Le moment venu, elle n’hésitera pas à faire assassiner sa soeur Arsinoé, qui a montré qu’elle était une menace… Mais chez les Ptolémées, c’était une pratique courante !

Cléopâtre saura aussi se comporter en cheffe de guerre, en tant que reine grecque et « pharaonne » couronnée par les prêtres égyptiens.

Une « pharaonne » aux racines incertaines

Quelles étaient les origines ethniques de Cléopâtre ?

Difficile de répondre : son père était grec macédonien, mais on ignore qui était sa mère – les pharaons étaient polygames.

Pouvait-elle être métisse ?

Il existe une hypothèse vers laquelle je tendrais : sa mère aurait été Égyptienne, donc Cléopâtre aurait été de type mixte, car elle était proche du clergé local et qu’elle a été couronnée « pharaonne », se présentant comme la nouvelle déesse Isis. C’est aussi la première des Ptolémées à parler l’Égyptien.

Par contre, les documents qui nous sont parvenus, même si l’on ne peut s’y fier à 100 %, ne montrent pas une femme d’origine ethnique noire-africaine.

Nous n’avons jamais retrouvé son squelette, ni sa tombe, qui doit être au fond de la Méditerranée, au large d’Alexandrie.

Dès la fin des années 2000, des chercheurs de la BBC ont affirmé qu’elle pouvait avoir du sang africain, après expertise d’un squelette. Cette théorie est-elle toujours d’actualité ?

Nous n’avons jamais retrouvé son squelette, ni sa tombe, qui doit être au fond de la Méditerranée, au large d’Alexandrie. Mais à Ephèse (Turquie), des scientifiques pensent avoir identifié le squelette de sa soeur, Arsinoé. Cette princesse aurait été en partie africaine, mais tout cela reste au conditionnel. Or, même si les deux femmes avaient le même père, ça ne veut pas dire qu’elles avaient la même mère, puisque les pharaons avaient plusieurs épouses et concubines.

En fait, les origines de Cléopâtre ne font pas l’objet d’un consensus dans le milieu scientifique. Nous posons des questions plus que d’affirmations…

Que vous évoque la polémique autour du documentaire Netflix qui met en scène une reine Cléopâtre noire ?

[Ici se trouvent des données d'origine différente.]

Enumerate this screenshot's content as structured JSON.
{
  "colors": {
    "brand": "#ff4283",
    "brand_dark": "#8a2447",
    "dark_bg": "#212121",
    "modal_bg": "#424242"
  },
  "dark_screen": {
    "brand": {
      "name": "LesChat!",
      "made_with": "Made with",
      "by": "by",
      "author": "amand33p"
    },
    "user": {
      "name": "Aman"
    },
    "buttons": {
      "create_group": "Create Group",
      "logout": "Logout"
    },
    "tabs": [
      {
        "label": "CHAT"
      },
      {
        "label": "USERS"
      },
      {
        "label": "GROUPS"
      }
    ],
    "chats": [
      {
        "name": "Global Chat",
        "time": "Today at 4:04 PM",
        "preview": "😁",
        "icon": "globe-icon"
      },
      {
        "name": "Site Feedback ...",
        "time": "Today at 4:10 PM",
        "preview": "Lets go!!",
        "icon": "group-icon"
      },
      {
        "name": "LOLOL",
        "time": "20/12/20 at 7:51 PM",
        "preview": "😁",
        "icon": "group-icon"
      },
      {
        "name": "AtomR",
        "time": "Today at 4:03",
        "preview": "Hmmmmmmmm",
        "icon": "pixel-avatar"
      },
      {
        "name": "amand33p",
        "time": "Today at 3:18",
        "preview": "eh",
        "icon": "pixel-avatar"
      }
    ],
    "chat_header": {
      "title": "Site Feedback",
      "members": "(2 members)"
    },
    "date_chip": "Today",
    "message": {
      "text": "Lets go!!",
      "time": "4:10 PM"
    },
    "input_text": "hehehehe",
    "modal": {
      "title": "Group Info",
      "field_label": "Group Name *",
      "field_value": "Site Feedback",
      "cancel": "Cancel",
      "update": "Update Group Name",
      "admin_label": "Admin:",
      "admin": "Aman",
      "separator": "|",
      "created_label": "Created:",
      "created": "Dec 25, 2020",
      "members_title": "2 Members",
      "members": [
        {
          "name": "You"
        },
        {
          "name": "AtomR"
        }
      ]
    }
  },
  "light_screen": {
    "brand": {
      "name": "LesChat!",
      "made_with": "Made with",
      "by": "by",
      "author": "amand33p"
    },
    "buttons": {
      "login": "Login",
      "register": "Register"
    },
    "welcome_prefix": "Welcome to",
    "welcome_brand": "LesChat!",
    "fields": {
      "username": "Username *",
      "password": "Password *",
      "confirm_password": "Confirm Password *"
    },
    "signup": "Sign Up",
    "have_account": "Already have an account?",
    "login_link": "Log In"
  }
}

C’est une falsification de l’Histoire, une manière de s’approprier une icône pour incarner des revendications. Mahmoud al-Semary, un avocat égyptien, a même attaqué, la plateforme ! Pour lui, c’est une fronde clairement afrocentriste.

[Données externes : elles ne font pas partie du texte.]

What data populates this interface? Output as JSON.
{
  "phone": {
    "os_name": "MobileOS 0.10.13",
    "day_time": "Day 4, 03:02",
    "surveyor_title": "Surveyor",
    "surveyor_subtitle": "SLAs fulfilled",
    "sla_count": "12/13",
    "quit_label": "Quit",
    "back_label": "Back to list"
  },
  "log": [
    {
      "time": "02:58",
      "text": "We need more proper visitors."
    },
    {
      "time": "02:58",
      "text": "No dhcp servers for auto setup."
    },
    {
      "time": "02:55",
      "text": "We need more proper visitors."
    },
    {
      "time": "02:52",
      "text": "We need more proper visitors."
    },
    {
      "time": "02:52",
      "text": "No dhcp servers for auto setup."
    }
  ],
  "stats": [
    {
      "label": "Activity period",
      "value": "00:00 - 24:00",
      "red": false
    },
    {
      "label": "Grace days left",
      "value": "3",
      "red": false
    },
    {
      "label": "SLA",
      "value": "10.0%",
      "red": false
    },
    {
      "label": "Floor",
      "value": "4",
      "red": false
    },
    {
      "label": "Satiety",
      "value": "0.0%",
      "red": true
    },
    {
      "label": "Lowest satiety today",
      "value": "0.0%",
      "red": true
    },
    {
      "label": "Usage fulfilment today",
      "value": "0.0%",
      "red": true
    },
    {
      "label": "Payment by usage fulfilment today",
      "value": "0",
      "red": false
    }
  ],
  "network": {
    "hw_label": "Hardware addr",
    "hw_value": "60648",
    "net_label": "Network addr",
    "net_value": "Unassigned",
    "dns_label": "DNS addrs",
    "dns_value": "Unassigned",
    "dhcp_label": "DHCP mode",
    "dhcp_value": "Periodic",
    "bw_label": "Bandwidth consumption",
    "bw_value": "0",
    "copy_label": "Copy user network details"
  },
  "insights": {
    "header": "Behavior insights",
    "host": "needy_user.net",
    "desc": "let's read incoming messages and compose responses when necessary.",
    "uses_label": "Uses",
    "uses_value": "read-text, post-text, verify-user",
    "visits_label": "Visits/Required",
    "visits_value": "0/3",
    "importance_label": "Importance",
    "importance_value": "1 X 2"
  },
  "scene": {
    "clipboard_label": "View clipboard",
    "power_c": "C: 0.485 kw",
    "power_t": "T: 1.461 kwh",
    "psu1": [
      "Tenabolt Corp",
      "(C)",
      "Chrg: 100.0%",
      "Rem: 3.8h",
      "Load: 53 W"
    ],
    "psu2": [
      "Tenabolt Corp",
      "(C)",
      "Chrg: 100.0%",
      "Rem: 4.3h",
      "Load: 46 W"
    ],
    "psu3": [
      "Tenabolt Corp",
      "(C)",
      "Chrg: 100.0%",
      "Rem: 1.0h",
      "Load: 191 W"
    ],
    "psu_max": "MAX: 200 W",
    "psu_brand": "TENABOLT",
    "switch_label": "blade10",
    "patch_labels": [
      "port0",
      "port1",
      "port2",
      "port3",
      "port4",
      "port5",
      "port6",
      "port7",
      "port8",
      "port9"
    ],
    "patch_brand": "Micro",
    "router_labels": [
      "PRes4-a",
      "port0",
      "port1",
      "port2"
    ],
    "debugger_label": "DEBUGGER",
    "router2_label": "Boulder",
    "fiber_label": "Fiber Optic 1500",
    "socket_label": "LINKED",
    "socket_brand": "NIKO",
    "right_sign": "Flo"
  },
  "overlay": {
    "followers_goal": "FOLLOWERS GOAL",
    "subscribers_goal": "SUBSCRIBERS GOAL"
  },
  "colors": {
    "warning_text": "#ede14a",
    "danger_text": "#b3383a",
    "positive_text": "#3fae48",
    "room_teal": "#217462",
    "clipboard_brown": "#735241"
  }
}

La fiction peut tout se permettre, mais le problème c’est que Netflix diffuse un documentaire qui a pour but d’être éducatif, de transmettre des connaissances historiques fiables. Et cette présentation laisse entendre que Cléopâtre était indiscutablement noire et ainsi, que les enseignants et historiens « auraient menti » toutes ces années. C’est là qu’on entre dans la veine complotiste.

Pourquoi ne pas plutôt rendre hommage aux reines nubiennes dont l’Afrique peut être fière comme la « super-héroïne » Amanishakhéto qui, vers 20 av. J.-C, alla jusqu’en Égypte combattre les troupes romaines d’Octave Auguste avec un courage exceptionnel et qui s’était même fait construire sa propre pyramide à Méroé ?

Comment Cléopâtre est-elle décédée ?

Marc-Antoine se donne la mort après sa défaite à Actium face à son adversaire Octave. Cléopâtre décide alors de se suicider – sans doute avec un poison dont elle connaissait les secrets et pas à cause d’une morsure de serpent comme cela a été montré dans l’art depuis des siècles – pour échapper au spectacle humiliant de se voir traînée dans Rome, enchaînée, dans « le triomphe du vainqueur », c’est-à-dire Octave.